Lucien, petit garçon de ferme, qui va découvrir le sens de la vie, s’émanciper, et partir à la ville. Lucien s’ennuie à la ferme, se fait chier à nettoyer les chiottes dans l’hospice du village. Il veut réussir dans la vie. Il prend son vélo, et va faire un tour. Et là, tout se gâte. Au départ, il voulait s’engager dans la résistance, mais on ne veut pas de lui. Trop jeune, inexpérimenté. Les collabos eux, ils ne vont pas faire le difficile. Lucien à l’avantage d’être (très) bête, et discipliné. Il s’engage dans la police. Il fait tout ce qu’on lui demande, et sort sa carte de visite, à tout bout de champ en disant : « Police allemande ! » Évidemment les films sur les collabos sont de loin les plus intéressants. Les moins faciles, les plus questionnant. Pourquoi il a fait ça ? Et pourquoi pas ? Lucien c’est un cas d’école de la bêtise de la jeunesse, donc inconsciente des risques, rien à perdre. Il s’installe comme un parasite dans la planque d’une famille juive, en les mettant clairement en danger par ses allées et venues, mais il s’en fout. Il tombe amoureux de la fille juive, (ravissante blonde !). Passe à son QG à l’occasion, il faut bien bosser ; tombe en plein milieu d’une séance de torture, qui le laisse froid. Pourquoi ?

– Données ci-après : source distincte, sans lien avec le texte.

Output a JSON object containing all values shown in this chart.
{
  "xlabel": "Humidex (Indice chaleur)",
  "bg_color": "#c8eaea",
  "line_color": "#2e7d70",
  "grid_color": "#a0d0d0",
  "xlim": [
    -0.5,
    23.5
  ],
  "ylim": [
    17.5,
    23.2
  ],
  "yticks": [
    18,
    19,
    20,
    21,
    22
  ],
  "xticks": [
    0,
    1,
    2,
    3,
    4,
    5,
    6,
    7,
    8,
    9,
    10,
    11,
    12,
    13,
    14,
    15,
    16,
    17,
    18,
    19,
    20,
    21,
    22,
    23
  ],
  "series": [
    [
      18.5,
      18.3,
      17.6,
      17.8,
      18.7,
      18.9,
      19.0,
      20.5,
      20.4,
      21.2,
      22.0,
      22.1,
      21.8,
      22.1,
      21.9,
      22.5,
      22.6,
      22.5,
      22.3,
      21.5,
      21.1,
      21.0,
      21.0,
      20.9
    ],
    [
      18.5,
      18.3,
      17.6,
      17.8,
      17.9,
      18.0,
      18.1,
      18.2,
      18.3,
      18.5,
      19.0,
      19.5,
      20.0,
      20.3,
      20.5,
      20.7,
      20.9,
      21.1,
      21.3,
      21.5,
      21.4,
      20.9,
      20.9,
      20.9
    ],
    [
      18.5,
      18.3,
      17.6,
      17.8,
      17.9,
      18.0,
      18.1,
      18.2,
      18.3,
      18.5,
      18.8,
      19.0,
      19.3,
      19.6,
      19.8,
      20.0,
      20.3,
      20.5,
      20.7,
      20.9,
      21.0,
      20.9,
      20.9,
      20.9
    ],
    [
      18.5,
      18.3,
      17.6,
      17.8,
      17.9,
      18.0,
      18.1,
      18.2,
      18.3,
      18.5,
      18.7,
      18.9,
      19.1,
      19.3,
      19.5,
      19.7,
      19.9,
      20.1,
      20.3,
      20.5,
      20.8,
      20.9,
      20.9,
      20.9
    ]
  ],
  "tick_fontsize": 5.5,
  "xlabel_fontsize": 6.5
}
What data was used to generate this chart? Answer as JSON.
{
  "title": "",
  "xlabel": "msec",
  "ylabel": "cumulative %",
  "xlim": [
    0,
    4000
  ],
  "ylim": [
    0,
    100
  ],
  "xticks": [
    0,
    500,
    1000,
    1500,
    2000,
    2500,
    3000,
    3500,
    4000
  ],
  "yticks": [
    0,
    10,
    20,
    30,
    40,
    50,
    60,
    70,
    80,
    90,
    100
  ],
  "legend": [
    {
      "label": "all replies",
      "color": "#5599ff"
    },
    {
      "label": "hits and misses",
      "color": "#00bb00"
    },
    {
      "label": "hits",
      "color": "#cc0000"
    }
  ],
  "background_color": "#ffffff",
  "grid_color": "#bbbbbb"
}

  Il reçoit la visite de sa mère qui s’inquiète pour lui. « Il vont te fusiller, Lucien ! » Et oui. Tout le monde sait que la guerre est finie. On nous le dit depuis le début du film. Les américains vont bientôt débarquer, ce n’est qu’une question de temps. Mais pourquoi il ne fuit pas en Espagne ? Tout le monde, le lui conseille. Il faut vraiment être bête au dixième degré pour enter dans la : « Police allemande ! », à la fin du bal. Les allemands sont fichus ! Alors pourquoi ce petit con a-t’il fait ça ? C’est un vrai suicide. Complexe ce Lucien, plus complexe qu’il n’y paraît. Un ours.


  Il parle mal, mange mal, drague mal, il a des mains de garçon de ferme, parle avec son corps, par gestes, n’a aucun sens de la hiérarchie, des convenances. C’est un garçon complètement à la dérive. Un animal. Plus tard, il aurait été blouson noir. Au début du film, si les résistants l’avaient accepté dans leur rangs, il aurait fait exactement la même chose, mais de l’autre côté. Ce n’est pas un homme, il n’a aucune conviction. L’armée allemande, la guerre, tout ça il s’en fout. Il a seulement l’ambition de la jeunesse, et aucun talent particulier. Enfin si, Il tire bien au fusil. Il veut seulement devenir quelqu’un, à n’importe quel prix, et vite !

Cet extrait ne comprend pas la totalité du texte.